In mizer 2.0 we noticed that real populations contain fish larger than the von Bertalanffy w_inf, so w_max was introduced as the true ceiling — the size at which growth stops and beyond which there are no fish. Existing models had w_inf renamed to w_max, and von Bertalanffy curves were discouraged.
Late in the 2.x series we realised that growth diffusion lets some individuals push past the size at which the deterministic growth rate hits zero. So w_repro_max was introduced for “the size at which mature fish invest everything in reproduction”, and w_max started to retreat into being a purely computational boundary.

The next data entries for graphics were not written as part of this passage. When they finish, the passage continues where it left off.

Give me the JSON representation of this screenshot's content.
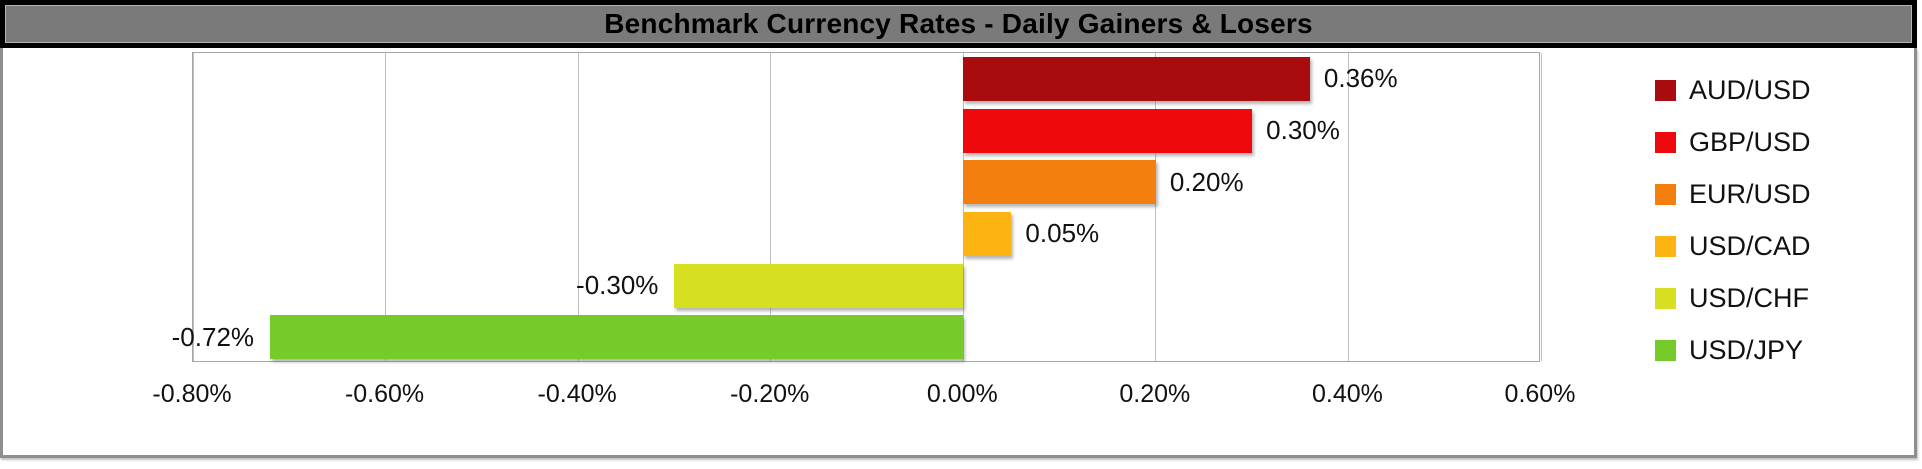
{
  "title": "Benchmark Currency Rates - Daily Gainers & Losers",
  "chart_data": {
    "type": "bar",
    "orientation": "horizontal",
    "title": "Benchmark Currency Rates - Daily Gainers & Losers",
    "categories": [
      "AUD/USD",
      "GBP/USD",
      "EUR/USD",
      "USD/CAD",
      "USD/CHF",
      "USD/JPY"
    ],
    "values": [
      0.36,
      0.3,
      0.2,
      0.05,
      -0.3,
      -0.72
    ],
    "value_labels": [
      "0.36%",
      "0.30%",
      "0.20%",
      "0.05%",
      "-0.30%",
      "-0.72%"
    ],
    "bar_colors": [
      "#A90C0E",
      "#EE0A0C",
      "#F57F0E",
      "#FBB412",
      "#D6E021",
      "#76CB2A"
    ],
    "xlim": [
      -0.8,
      0.6
    ],
    "x_tick_interval": 0.2,
    "x_tick_labels": [
      "-0.80%",
      "-0.60%",
      "-0.40%",
      "-0.20%",
      "0.00%",
      "0.20%",
      "0.40%",
      "0.60%"
    ],
    "grid": true,
    "legend_position": "right",
    "legend_entries": [
      "AUD/USD",
      "GBP/USD",
      "EUR/USD",
      "USD/CAD",
      "USD/CHF",
      "USD/JPY"
    ]
  },
  "colors": {
    "title_background": "#7A7A7A",
    "title_text": "#000000",
    "title_border": "#000000",
    "frame_border": "#8E8E8E",
    "plot_border": "#A6A6A6",
    "gridline": "#BFBFBF",
    "background": "#FFFFFF",
    "label_text": "#111111"
  }
}
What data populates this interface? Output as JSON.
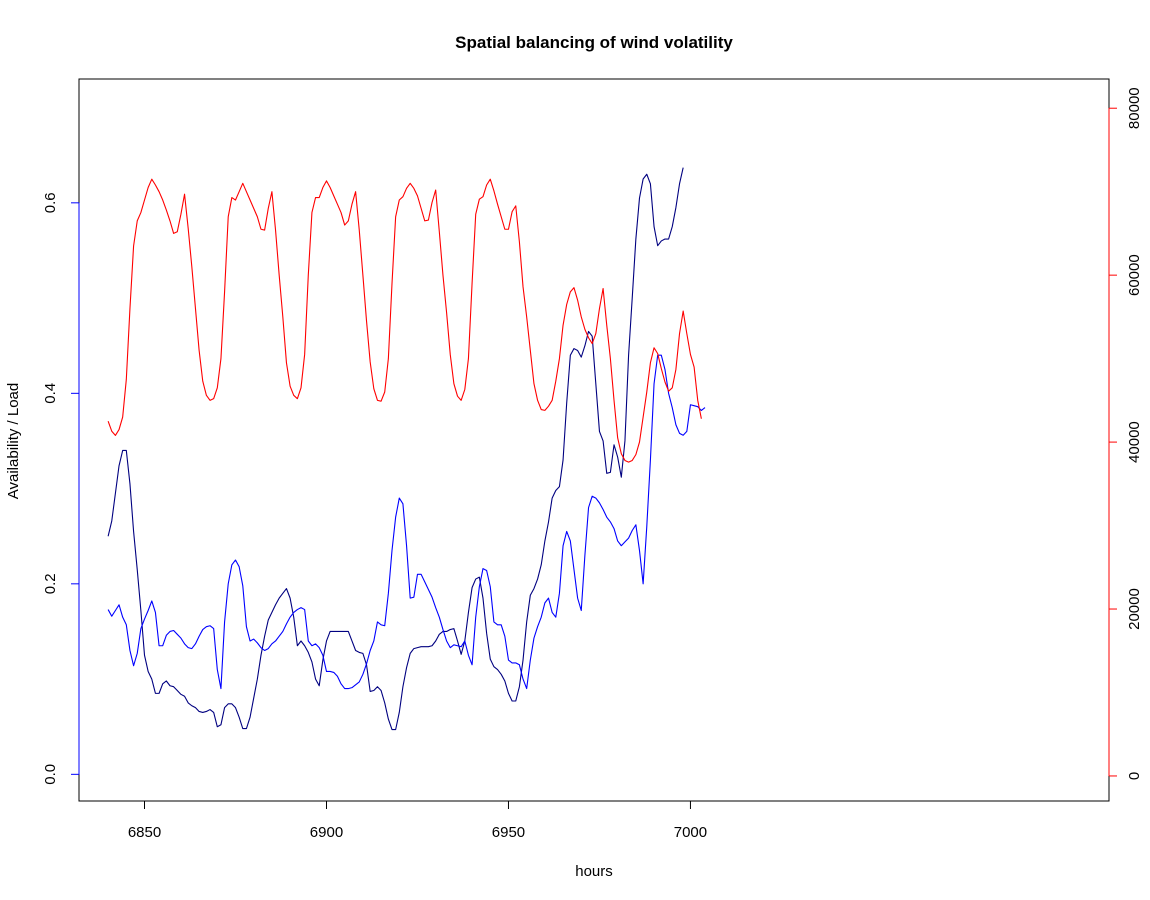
{
  "chart_data": {
    "type": "line",
    "title": "Spatial balancing of wind volatility",
    "xlabel": "hours",
    "ylabel": "Availability / Load",
    "xlim": [
      6832,
      7115
    ],
    "ylim": [
      -0.028,
      0.73
    ],
    "y2lim": [
      -3000,
      83500
    ],
    "x_ticks": [
      6850,
      6900,
      6950,
      7000
    ],
    "y_ticks": [
      0.0,
      0.2,
      0.4,
      0.6
    ],
    "y_tick_labels": [
      "0.0",
      "0.2",
      "0.4",
      "0.6"
    ],
    "y2_ticks": [
      0,
      20000,
      40000,
      60000,
      80000
    ],
    "y2_tick_labels": [
      "0",
      "20000",
      "40000",
      "60000",
      "80000"
    ],
    "x_start": 6840,
    "x_step": 1,
    "grid": false,
    "colors": {
      "navy": "#000080",
      "blue": "#0000ff",
      "red": "#ff0000",
      "axis": "#000000"
    },
    "series": [
      {
        "color": "#000080",
        "axis": "left",
        "values": [
          0.25,
          0.266,
          0.295,
          0.324,
          0.34,
          0.34,
          0.305,
          0.255,
          0.215,
          0.172,
          0.125,
          0.108,
          0.1,
          0.085,
          0.085,
          0.095,
          0.098,
          0.093,
          0.092,
          0.088,
          0.084,
          0.082,
          0.075,
          0.072,
          0.07,
          0.066,
          0.065,
          0.066,
          0.068,
          0.065,
          0.05,
          0.052,
          0.07,
          0.074,
          0.074,
          0.07,
          0.06,
          0.048,
          0.048,
          0.06,
          0.08,
          0.1,
          0.125,
          0.145,
          0.162,
          0.17,
          0.178,
          0.185,
          0.19,
          0.195,
          0.185,
          0.165,
          0.135,
          0.14,
          0.135,
          0.128,
          0.118,
          0.1,
          0.093,
          0.12,
          0.14,
          0.15,
          0.15,
          0.15,
          0.15,
          0.15,
          0.15,
          0.14,
          0.13,
          0.128,
          0.127,
          0.115,
          0.087,
          0.088,
          0.092,
          0.088,
          0.075,
          0.058,
          0.047,
          0.047,
          0.065,
          0.092,
          0.112,
          0.127,
          0.132,
          0.133,
          0.134,
          0.134,
          0.134,
          0.135,
          0.14,
          0.147,
          0.15,
          0.15,
          0.152,
          0.153,
          0.14,
          0.126,
          0.14,
          0.17,
          0.196,
          0.205,
          0.207,
          0.185,
          0.148,
          0.121,
          0.113,
          0.11,
          0.105,
          0.098,
          0.085,
          0.077,
          0.077,
          0.092,
          0.12,
          0.16,
          0.188,
          0.195,
          0.205,
          0.22,
          0.245,
          0.265,
          0.29,
          0.298,
          0.302,
          0.33,
          0.39,
          0.44,
          0.447,
          0.445,
          0.438,
          0.45,
          0.465,
          0.46,
          0.41,
          0.36,
          0.35,
          0.316,
          0.317,
          0.346,
          0.333,
          0.312,
          0.35,
          0.44,
          0.5,
          0.562,
          0.605,
          0.625,
          0.63,
          0.62,
          0.575,
          0.555,
          0.56,
          0.562,
          0.562,
          0.575,
          0.595,
          0.62,
          0.637
        ]
      },
      {
        "color": "#0000ff",
        "axis": "left",
        "values": [
          0.173,
          0.166,
          0.172,
          0.178,
          0.165,
          0.157,
          0.13,
          0.114,
          0.127,
          0.153,
          0.163,
          0.172,
          0.182,
          0.17,
          0.135,
          0.135,
          0.146,
          0.15,
          0.151,
          0.147,
          0.143,
          0.137,
          0.133,
          0.132,
          0.137,
          0.145,
          0.152,
          0.155,
          0.156,
          0.153,
          0.11,
          0.09,
          0.16,
          0.2,
          0.22,
          0.225,
          0.218,
          0.198,
          0.155,
          0.14,
          0.142,
          0.138,
          0.133,
          0.13,
          0.132,
          0.137,
          0.14,
          0.145,
          0.15,
          0.158,
          0.165,
          0.17,
          0.173,
          0.175,
          0.173,
          0.14,
          0.135,
          0.137,
          0.133,
          0.125,
          0.108,
          0.108,
          0.107,
          0.103,
          0.095,
          0.09,
          0.09,
          0.091,
          0.094,
          0.097,
          0.105,
          0.116,
          0.13,
          0.14,
          0.16,
          0.157,
          0.156,
          0.19,
          0.235,
          0.27,
          0.29,
          0.284,
          0.24,
          0.185,
          0.186,
          0.21,
          0.21,
          0.202,
          0.194,
          0.186,
          0.175,
          0.165,
          0.152,
          0.14,
          0.133,
          0.136,
          0.135,
          0.134,
          0.14,
          0.125,
          0.115,
          0.165,
          0.197,
          0.216,
          0.214,
          0.197,
          0.16,
          0.157,
          0.157,
          0.145,
          0.12,
          0.117,
          0.117,
          0.115,
          0.1,
          0.09,
          0.12,
          0.143,
          0.155,
          0.165,
          0.18,
          0.185,
          0.17,
          0.165,
          0.19,
          0.24,
          0.255,
          0.245,
          0.215,
          0.185,
          0.172,
          0.23,
          0.28,
          0.292,
          0.29,
          0.285,
          0.278,
          0.27,
          0.265,
          0.258,
          0.245,
          0.24,
          0.244,
          0.248,
          0.256,
          0.262,
          0.235,
          0.2,
          0.26,
          0.33,
          0.41,
          0.44,
          0.44,
          0.425,
          0.4,
          0.385,
          0.367,
          0.358,
          0.356,
          0.36,
          0.388,
          0.387,
          0.386,
          0.382,
          0.385
        ]
      },
      {
        "color": "#ff0000",
        "axis": "right",
        "values": [
          42500,
          41300,
          40800,
          41500,
          43000,
          47500,
          56000,
          63500,
          66500,
          67500,
          69000,
          70500,
          71500,
          70800,
          70000,
          69000,
          67800,
          66500,
          65000,
          65200,
          67300,
          69700,
          65600,
          61000,
          56000,
          51000,
          47300,
          45600,
          45000,
          45200,
          46500,
          50000,
          58000,
          67000,
          69300,
          69000,
          70000,
          71000,
          70000,
          69000,
          68000,
          67000,
          65500,
          65400,
          68000,
          70000,
          65400,
          60000,
          55000,
          49500,
          46700,
          45600,
          45200,
          46500,
          50500,
          60000,
          67500,
          69300,
          69300,
          70500,
          71300,
          70500,
          69500,
          68500,
          67500,
          66000,
          66500,
          68500,
          70000,
          65400,
          60000,
          54500,
          49600,
          46400,
          45000,
          44900,
          46000,
          50000,
          59000,
          67000,
          69000,
          69400,
          70400,
          71000,
          70400,
          69500,
          68000,
          66500,
          66600,
          68700,
          70200,
          65200,
          60000,
          55500,
          50500,
          47000,
          45500,
          45000,
          46300,
          50000,
          59000,
          67300,
          69100,
          69400,
          70800,
          71500,
          70100,
          68500,
          67000,
          65500,
          65500,
          67600,
          68300,
          64000,
          58600,
          55000,
          51000,
          47000,
          45000,
          43900,
          43800,
          44300,
          45000,
          47300,
          50000,
          54000,
          56500,
          58000,
          58500,
          57000,
          55000,
          53500,
          52500,
          51800,
          53000,
          56000,
          58400,
          54000,
          50000,
          45000,
          40500,
          38600,
          37800,
          37600,
          37800,
          38500,
          40000,
          43000,
          46000,
          49500,
          51300,
          50600,
          48800,
          47200,
          46100,
          46500,
          48700,
          53000,
          55700,
          53000,
          50500,
          49000,
          45000,
          42800
        ]
      }
    ]
  }
}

In mizer 3.0 diffusion became fully integrated, von Bertalanffy growth rates returned as the standard way to constrain growth, and we became quite comfortable with fish living beyond the von Bertalanffy asymptotic size — because diffusion is exactly how they get there.
That history left w_max doing far too many unrelated jobs and w_inf demoted to a plotting aid. mizer 3.1.0 puts each parameter back in its place:
w_inf, the von Bertalanffy asymptotic size, is once again the first-class, required maximum-size parameter, and supplies the default for w_repro_max and w_mat.

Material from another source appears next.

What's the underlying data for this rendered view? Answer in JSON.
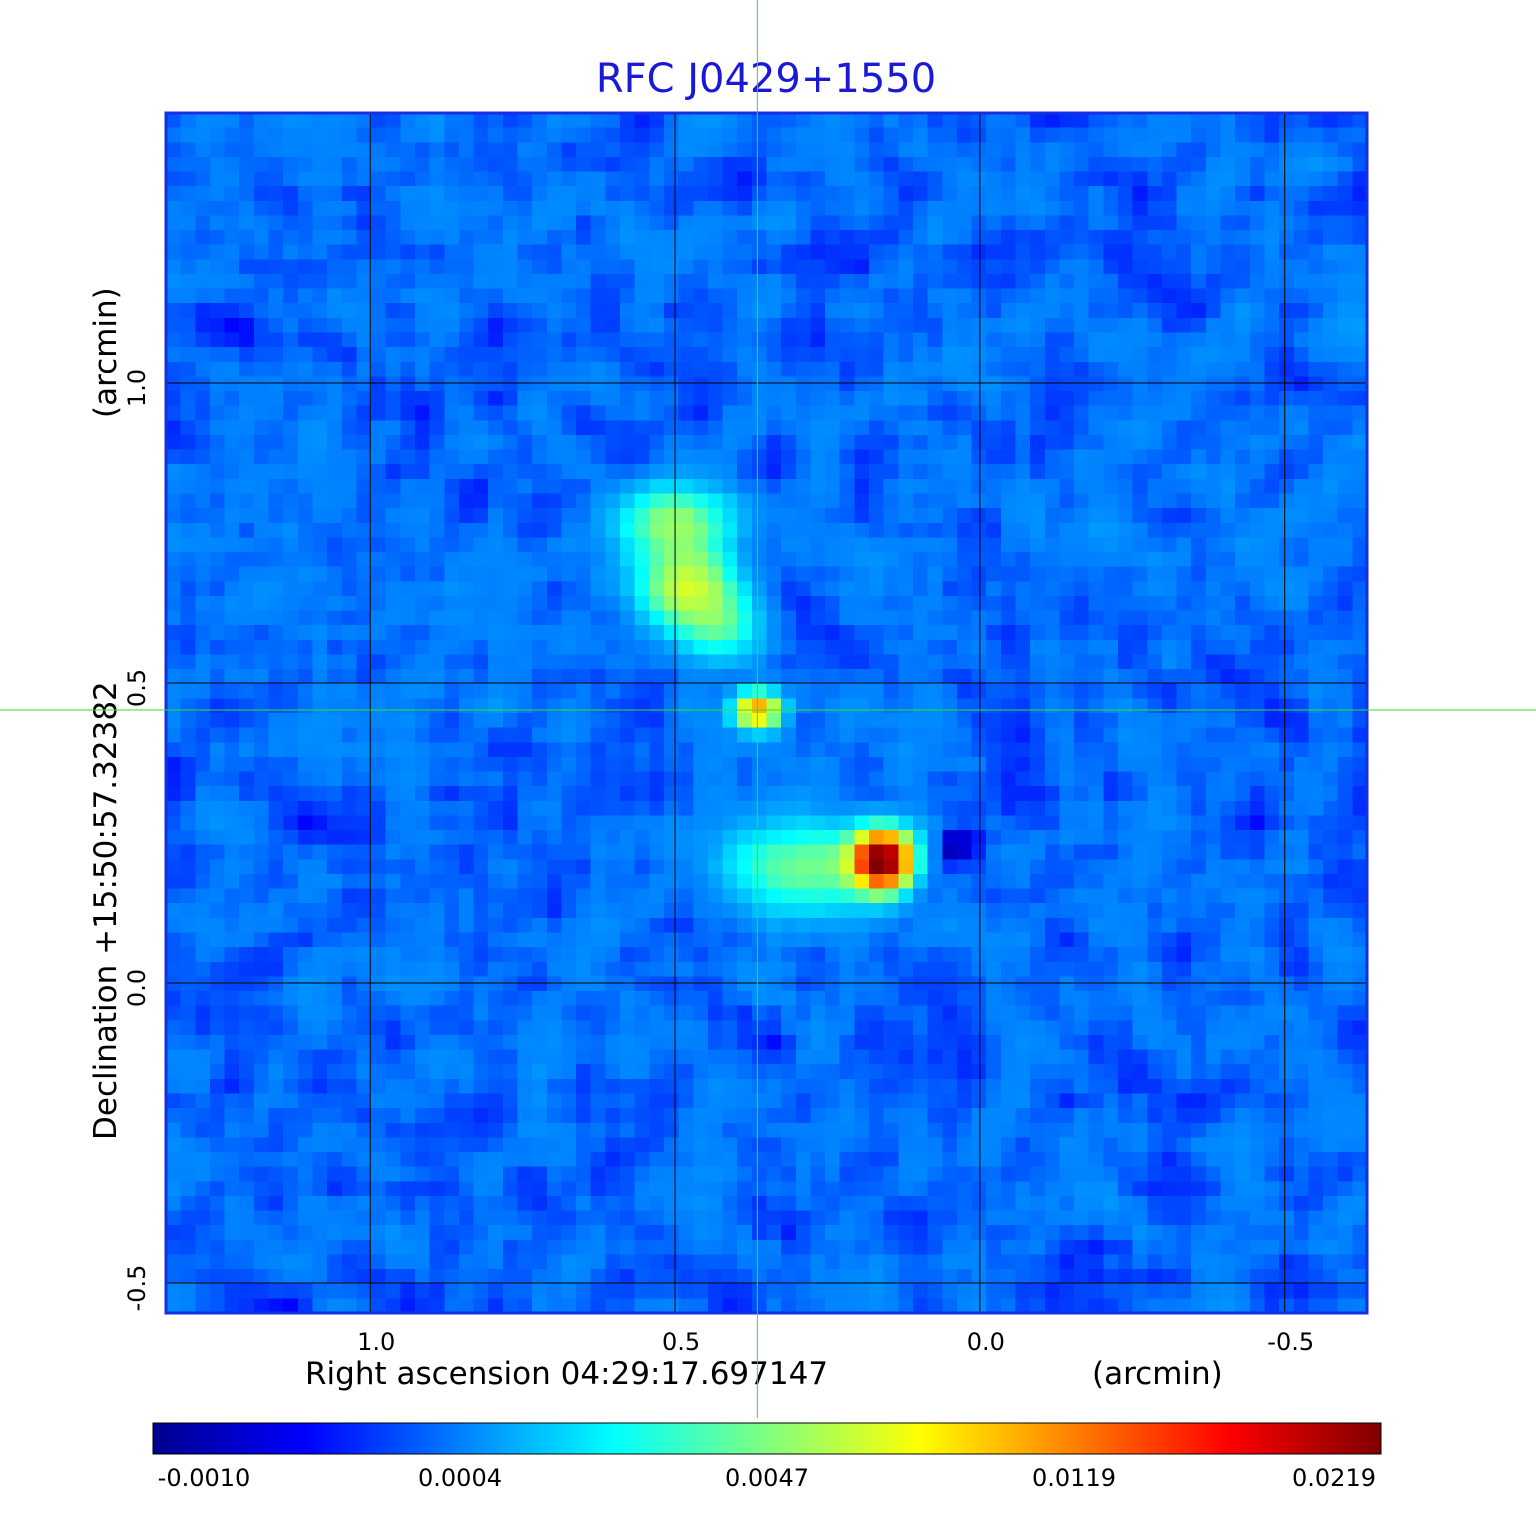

w_repro_max is only the size at which a typical mature individual invests all its energy in reproduction. It is not a hard ceiling on size — a small proportion of fish may still be immature there, and diffusion can carry individuals beyond it. There is no expectation that it is larger or smaller than w_inf, since von Bertalanffy estimates are often unreliable.
w_max is now purely a computational boundary — the upper end of the size grid and of plot ranges. When you do not supply it, it defaults to 1.5 * w_inf.
This is a breaking change in spirit, but a gentle one in practice. For backwards compatibility, if you do not supply w_inf it is taken from w_repro_max or w_max, so existing models and scripts continue to work unchanged. The difference shows up only when you build a new model and rely on the defaults.
Other improvements
Extension packages can now version and upgrade their own data inside saved model objects, independently of the mizer version, via recordExtension() and an upgrade() S3 method. The core mizer upgrade is now itself just the upgrade.MizerParams() / upgrade.MizerSim() method.
getDiet() gains a MizerSim method and plotDiet() accepts a time_range, so you can look at diet composition from the simulated abundances at any time rather than only the initial state (#357).
getDiffusion() now supports a fully size-dependent predation kernel, not just a predator/prey ratio kernel (#373).
getTrophicLevel() gives the resource a size-dependent trophic level instead of treating it as level 0, controlled by new w_R and beta_R arguments.
Resource functions return classed objects with the same convenient print(), summary(), plot() and as.data.frame() methods as the consumer rate functions, so e.g. plot(NResource(sim)) just works.
New getFluxGradient() function returns the flux divergence that appears as the transport term in the mizer size-spectrum equation.
summary() of a MizerSim now reports the fishing effort actually used during the run, not the model’s initial_effort.
A new vignette explains how mizer calculates its default parameter values (#189).
Bug fixes
project() was advancing extra ecosystem components only once per saved time step instead of once per dt.
getRDI(), getRDD() and getFlux() on a MizerSim now use the simulated time-varying effort rather than the initial effort (#370).
plotCDF() / plotlyCDF() place each cumulative value correctly on its bin’s upper edge instead of its lower edge.
distanceMaxRelRDI() now returns Inf instead of NaN when a previous RDI is zero, so projectToSteady() no longer mistakes a NaN distance for convergence.
Install the new version from CRAN (or GitHub for the development version) as usual. Models and simulations saved with older versions are upgraded automatically the first time they are validated, so there is nothing extra to do. As always, the full list of changes is in the NEWS file.